Value judgements and scientific results.

As scientists, we like to think that we are objective in the interpretation of data. As humans, our personal value-based judgments creep into these assessments far more than we might realize. I often think of these biases in my career, both as a researcher (when writing papers or reviewing manuscripts) but also as an educator.

I mentioned at the beginning of the semester that I'm obligated to watch student presentations for a class on science communication. As the semester progresses, I'm getting a better handle on how students (at least in our department) are starting to think about scientific arguments. A few students have made what are, at least to me, surprising statements about the strengths and weaknesses of the primary literature they discuss: they relate that failure of results to support a hypothesis is a weakness of the paper (also vice versa, that "supporting the hypothesis" is a strength).

One of the first lessons I learned while doing scientific research is that (more often than not) unexpected results and questions can emerge from our experiments. You can learn something from any experiment, even if it's simply a better way to perform the experiment in the future.
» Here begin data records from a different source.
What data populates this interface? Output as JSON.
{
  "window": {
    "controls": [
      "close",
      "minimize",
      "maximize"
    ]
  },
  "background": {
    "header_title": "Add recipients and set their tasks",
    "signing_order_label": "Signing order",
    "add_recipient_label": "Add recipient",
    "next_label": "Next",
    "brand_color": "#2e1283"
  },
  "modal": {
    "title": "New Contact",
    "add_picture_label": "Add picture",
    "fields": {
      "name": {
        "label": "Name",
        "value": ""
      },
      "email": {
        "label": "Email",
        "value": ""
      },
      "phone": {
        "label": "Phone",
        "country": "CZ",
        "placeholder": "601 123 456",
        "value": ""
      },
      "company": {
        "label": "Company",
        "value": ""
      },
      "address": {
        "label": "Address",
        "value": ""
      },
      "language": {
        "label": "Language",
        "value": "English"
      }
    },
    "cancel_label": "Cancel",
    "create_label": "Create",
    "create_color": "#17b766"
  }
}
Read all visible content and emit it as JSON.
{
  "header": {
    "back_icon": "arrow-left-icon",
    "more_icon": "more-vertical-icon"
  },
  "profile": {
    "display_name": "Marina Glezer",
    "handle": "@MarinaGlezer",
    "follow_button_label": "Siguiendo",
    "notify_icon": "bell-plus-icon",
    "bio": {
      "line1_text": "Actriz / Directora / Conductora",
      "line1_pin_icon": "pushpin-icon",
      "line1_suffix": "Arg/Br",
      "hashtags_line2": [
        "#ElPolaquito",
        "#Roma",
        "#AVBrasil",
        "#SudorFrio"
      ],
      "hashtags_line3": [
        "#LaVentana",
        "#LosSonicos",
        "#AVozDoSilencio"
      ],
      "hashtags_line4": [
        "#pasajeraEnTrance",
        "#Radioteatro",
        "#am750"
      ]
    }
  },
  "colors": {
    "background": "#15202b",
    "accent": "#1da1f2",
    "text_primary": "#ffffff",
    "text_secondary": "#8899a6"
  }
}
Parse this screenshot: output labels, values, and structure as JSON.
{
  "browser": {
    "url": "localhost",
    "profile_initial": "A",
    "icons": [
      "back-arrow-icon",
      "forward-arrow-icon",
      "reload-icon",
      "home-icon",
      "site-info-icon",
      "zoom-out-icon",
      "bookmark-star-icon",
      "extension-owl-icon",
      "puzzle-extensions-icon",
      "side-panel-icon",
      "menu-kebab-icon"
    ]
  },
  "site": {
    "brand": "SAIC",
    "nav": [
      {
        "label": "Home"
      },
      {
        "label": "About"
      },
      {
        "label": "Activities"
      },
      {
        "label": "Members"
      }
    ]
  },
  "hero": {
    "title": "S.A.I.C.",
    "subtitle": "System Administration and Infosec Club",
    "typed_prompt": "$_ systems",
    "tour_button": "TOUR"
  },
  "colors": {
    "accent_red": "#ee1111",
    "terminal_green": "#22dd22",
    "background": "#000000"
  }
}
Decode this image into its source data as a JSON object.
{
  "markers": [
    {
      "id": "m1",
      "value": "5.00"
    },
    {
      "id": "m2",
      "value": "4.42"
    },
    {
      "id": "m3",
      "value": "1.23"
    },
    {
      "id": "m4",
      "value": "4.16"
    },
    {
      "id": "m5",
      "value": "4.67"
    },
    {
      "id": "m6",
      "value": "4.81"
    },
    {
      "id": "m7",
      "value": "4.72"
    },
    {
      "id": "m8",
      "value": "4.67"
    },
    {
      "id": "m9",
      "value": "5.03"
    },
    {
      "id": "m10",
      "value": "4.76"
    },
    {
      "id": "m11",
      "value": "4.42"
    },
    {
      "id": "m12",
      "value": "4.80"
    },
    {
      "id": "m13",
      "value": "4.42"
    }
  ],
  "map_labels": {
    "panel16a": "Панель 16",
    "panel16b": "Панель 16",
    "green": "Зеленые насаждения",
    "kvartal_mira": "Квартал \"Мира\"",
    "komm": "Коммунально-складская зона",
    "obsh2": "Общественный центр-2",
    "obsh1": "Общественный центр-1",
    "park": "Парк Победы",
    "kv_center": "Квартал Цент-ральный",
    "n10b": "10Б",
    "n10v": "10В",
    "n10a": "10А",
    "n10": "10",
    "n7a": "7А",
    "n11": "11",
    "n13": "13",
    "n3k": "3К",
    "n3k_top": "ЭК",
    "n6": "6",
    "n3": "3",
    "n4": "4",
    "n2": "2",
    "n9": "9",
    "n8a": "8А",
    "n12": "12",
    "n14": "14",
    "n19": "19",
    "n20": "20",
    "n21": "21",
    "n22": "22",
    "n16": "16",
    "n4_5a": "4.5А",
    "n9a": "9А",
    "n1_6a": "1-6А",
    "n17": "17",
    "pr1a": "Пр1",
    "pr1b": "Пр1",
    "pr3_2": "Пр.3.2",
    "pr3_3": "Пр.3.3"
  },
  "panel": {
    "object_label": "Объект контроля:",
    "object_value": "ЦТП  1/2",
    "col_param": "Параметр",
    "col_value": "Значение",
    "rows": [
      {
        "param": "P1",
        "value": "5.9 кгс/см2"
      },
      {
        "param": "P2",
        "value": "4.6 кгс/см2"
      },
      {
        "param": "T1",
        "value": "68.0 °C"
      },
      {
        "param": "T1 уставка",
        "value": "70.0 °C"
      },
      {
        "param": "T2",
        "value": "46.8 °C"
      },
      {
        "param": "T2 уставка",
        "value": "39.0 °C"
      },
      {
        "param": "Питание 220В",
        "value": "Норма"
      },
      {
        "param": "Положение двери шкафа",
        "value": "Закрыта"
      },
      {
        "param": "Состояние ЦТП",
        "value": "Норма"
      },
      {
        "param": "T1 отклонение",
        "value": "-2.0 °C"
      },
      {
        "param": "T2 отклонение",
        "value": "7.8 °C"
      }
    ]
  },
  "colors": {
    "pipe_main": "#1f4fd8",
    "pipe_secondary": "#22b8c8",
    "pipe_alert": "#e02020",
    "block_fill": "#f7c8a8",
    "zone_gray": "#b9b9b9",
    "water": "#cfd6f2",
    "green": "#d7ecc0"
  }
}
Unfortunately, research on science research (I know, so meta) indicates that results which fail to support the hypothesis are often discarded by researchers as "useless" or "no good" (you can read more about this phenomenon in association with the formation of the Journal of Negative Results in Biomedicine here). Albeit unfortunate, this behavior makes sense in the face of the competitive realm of science research, where a nice, concise story can make the difference between publishing or wallowing in academic purgatory.

It gives me pause, however, when students indicate such a value preference for results that support a hypothesis. In my mind, results aren't "good" or "bad," they simply...are. Is devaluation of negative results innate in our educational mindset? On the other hand, students vocalizing negative results as a weakness of the paper may be more semantic than scientific; for example, students aren't nuancing their argument to discuss particular experimental drawbacks, which is a completely justifiable concern. Alternatively, they might just be saying what they think we (the instructors) want to hear, and hoping we'll give them points for covering all the required topics listed on the rubric.

Regardless of the direct causes of such reasoning, I'm going to be keeping an eye (ear?) on such comments as I continue developing classes. When operating in isolation, these judgements about the value of results can be a starting point to some interesting discussions about epistemology and hypothesis testing. More often, though, these mindsets work in concert with other scientific misconceptions, which can result in huge problems for me as an educator. Fortunately, there are sections in my bioinformatics class that I'm explicitly developing so we can have discussions about whether the results we're obtaining are accurate and meaningful. I'm looking forward to embedding these higher-level reasoning skills into the regular content of the class.